Hold the line until every single executive at Bear, Goldman, and AIG pays back their bonuses.

[–] catbaba@lemmus.org 18 points 10 months ago (1 children)
[–] Eezyville@sh.itjust.works 18 points 10 months ago

This article is way back in 2020. Two douchebags went to the Supreme Court to stop the White House from forgiving debt.

[–] hark@lemmy.world 9 points 10 months ago (2 children)

Is it an intentional strike or simply not being able to pay?

[–] Reddfugee42@lemmy.world 5 points 10 months ago

Strikes are traditionally caused by situations that the striking persons have determined are untenable in one way or another.

[–] Stupidmanager@lemmy.world 3 points 10 months ago (1 children)

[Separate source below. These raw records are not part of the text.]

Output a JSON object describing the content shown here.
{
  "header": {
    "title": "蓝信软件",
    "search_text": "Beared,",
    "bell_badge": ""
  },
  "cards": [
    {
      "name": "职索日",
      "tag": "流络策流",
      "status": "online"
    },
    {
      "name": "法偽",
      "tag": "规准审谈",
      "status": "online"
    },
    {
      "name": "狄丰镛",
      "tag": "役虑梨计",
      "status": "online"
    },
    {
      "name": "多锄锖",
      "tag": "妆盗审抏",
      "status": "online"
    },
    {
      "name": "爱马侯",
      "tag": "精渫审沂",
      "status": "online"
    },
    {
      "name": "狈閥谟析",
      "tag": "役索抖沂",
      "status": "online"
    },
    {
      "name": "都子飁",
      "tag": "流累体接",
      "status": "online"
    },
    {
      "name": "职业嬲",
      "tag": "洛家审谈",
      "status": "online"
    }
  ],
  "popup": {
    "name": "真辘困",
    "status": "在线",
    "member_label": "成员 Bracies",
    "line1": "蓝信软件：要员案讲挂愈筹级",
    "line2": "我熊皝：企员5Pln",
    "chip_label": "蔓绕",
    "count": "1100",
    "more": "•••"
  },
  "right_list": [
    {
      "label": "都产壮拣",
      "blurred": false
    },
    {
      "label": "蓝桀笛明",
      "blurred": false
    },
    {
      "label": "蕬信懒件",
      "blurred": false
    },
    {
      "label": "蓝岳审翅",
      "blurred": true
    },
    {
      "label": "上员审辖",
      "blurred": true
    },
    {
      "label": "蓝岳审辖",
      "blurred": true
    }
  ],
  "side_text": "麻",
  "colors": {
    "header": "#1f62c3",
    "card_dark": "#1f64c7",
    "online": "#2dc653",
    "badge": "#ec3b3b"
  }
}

I can make the payments, I choose not to. I’d be content with 0% interest options, but for now my payment is set so that i’ll either be broke monthly in order to beat the interest levels or more interest is added on, even though I made the regular payment.

College can be free, it shouldn’t be a burden to anyone.

[–] drasticpotatoes@lemmy.dbzer0.com 1 points 10 months ago

Same. I refuse to give up what little extra income I have to a cause I don’t believe in.

[–] baascus@lemm.ee 4 points 10 months ago

Politics aside, as someone who defaulted on student loans years ago, don’t do that. It is a decision that will follow you for a ridiculously long time with little recourse.